Tuesday, October 12, 2010

October 10, 2010


Sunday 28, Cycle C

2 Kings 5:14-17;  Psalm 98:1-4; 2 Timothy 2:8-13; Luke 17: 11-19


With an election campaign season in progress, the topic of foreigners in our midst has become a political football.

Some would like to emulate the position of the Sarkozy government in France, which began expelling Roma from the country in August.

In the United States, there are those who suggest a reinterpretation of the 14th Amendment, which grants birthright citizenship.

A recent article in the New York Times describes Cesar Vargas, a graduate of James Madison High School in Brooklyn who is currently studying law at the City University of New York.

He was brought by his parents to the United States from Mexico when he was 5. Although he wants to be a military lawyer, he cannot join the armed forces.

He cannot vote. He cannot travel outside the country because he would not be allowed to return.

Mr. Vargas was brought to Washington to speak at a news conference held by Senator Durbin of Illinois to push for enactment of the Dream Act, which would give legal residency to children who arrived before age 16, subject to a variety of conditions.

Sadly, the problem with highlighting Mr. Vargas' situation is that once again people in difficult circumstances are being used, this time as a political pawn.

Kevin Appleby, director of immigration policy for the USCCB, said about this, "The tragedy is that the kids believe [the debate about the bill] is an honest process and get played by both sides.
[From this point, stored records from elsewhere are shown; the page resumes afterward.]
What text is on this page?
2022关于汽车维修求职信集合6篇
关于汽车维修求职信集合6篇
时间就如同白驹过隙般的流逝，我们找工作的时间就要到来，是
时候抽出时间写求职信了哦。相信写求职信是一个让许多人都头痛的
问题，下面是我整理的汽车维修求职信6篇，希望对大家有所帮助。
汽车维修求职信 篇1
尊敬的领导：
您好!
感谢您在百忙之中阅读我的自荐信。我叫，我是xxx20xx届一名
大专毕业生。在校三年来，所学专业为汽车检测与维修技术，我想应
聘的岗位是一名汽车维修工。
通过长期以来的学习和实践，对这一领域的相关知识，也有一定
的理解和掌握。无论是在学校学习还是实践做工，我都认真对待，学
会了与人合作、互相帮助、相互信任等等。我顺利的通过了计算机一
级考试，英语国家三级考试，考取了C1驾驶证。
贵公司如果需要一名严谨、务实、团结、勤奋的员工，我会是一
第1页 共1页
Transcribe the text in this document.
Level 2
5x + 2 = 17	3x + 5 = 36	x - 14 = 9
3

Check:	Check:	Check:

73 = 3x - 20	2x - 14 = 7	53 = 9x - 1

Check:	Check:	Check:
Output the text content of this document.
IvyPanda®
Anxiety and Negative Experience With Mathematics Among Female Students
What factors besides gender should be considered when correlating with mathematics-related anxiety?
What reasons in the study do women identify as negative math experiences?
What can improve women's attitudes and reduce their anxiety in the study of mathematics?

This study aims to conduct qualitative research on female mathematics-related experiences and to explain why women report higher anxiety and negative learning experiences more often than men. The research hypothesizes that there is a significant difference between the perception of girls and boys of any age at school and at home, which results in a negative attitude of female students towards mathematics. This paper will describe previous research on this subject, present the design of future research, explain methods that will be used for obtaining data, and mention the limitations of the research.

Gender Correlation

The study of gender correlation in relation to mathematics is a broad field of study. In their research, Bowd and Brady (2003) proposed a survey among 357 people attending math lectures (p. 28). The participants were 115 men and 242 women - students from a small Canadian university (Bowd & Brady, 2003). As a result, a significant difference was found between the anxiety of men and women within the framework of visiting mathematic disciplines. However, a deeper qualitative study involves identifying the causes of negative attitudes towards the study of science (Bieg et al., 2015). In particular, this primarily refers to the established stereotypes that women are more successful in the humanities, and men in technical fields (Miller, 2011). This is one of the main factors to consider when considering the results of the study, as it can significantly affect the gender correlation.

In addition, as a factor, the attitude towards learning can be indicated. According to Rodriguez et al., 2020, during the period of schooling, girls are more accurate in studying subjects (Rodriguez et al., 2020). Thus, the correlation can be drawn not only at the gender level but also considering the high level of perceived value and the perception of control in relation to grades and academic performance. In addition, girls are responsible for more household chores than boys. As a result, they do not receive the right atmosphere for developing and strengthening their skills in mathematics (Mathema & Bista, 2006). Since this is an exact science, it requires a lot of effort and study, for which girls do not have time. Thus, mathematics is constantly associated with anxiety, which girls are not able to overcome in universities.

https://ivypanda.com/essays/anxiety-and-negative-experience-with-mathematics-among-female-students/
It can be very disheartening to them.

They deserve a simple majority vote based on the merits, not one caught up in procedure and pre-election politics."

It will be difficult to have any kind of dispassionate and coherent discussion about immigration in the weeks before the election.

 As Catholics, we have always been a church of immigrants, even as established residents continued to practice the faith.

 For instance, in the late 19th century in Milwaukee there was great consternation among the established German Catholics as the newly arrived Poles made their way to the city's churches.

The Poles successfully took their place in Catholic culture only to find themselves supplanted years later by large Hispanic communities who now worship in the very buildings that the Polish Catholics built.

A century ago a German parish in a farming community outside of Milwaukee was so opposed to welcoming Irish Catholics that the Irish had to build their own clapboard church just a block away.

A decade ago, both churches merged into a single community that is now home to the Vietnamese Catholic community as well.

One of those Poles, whose forbears succeeded the German Catholics in Milwaukee, now leads a church rich in ethnic diversity. In an August article in the diocesan newspaper,

 Archbishop Jerome Listecki pointed out that welcoming immigrants is rooted in human dignity.

He also clearly enunciated Catholic teaching as regards this perennial American issue.

We could focus on lepers this weekend—Naaman the Syrian, and the ten who were cured, one of whom was a Samaritan.

We could also focus on gratefulness—Naaman's desire to worship the LORD and the Samaritan leper's return to give thanks.

 But we could also think about foreigners many of whom, like Naaman and the Samaritan, are so grateful for where they are and what they have.

And we can recognize that as a church we have a lot to say to politicians of all stripes as we hold them accountable to respect life from conception and birth, through childhood and adolescence, to adulthood and natural death.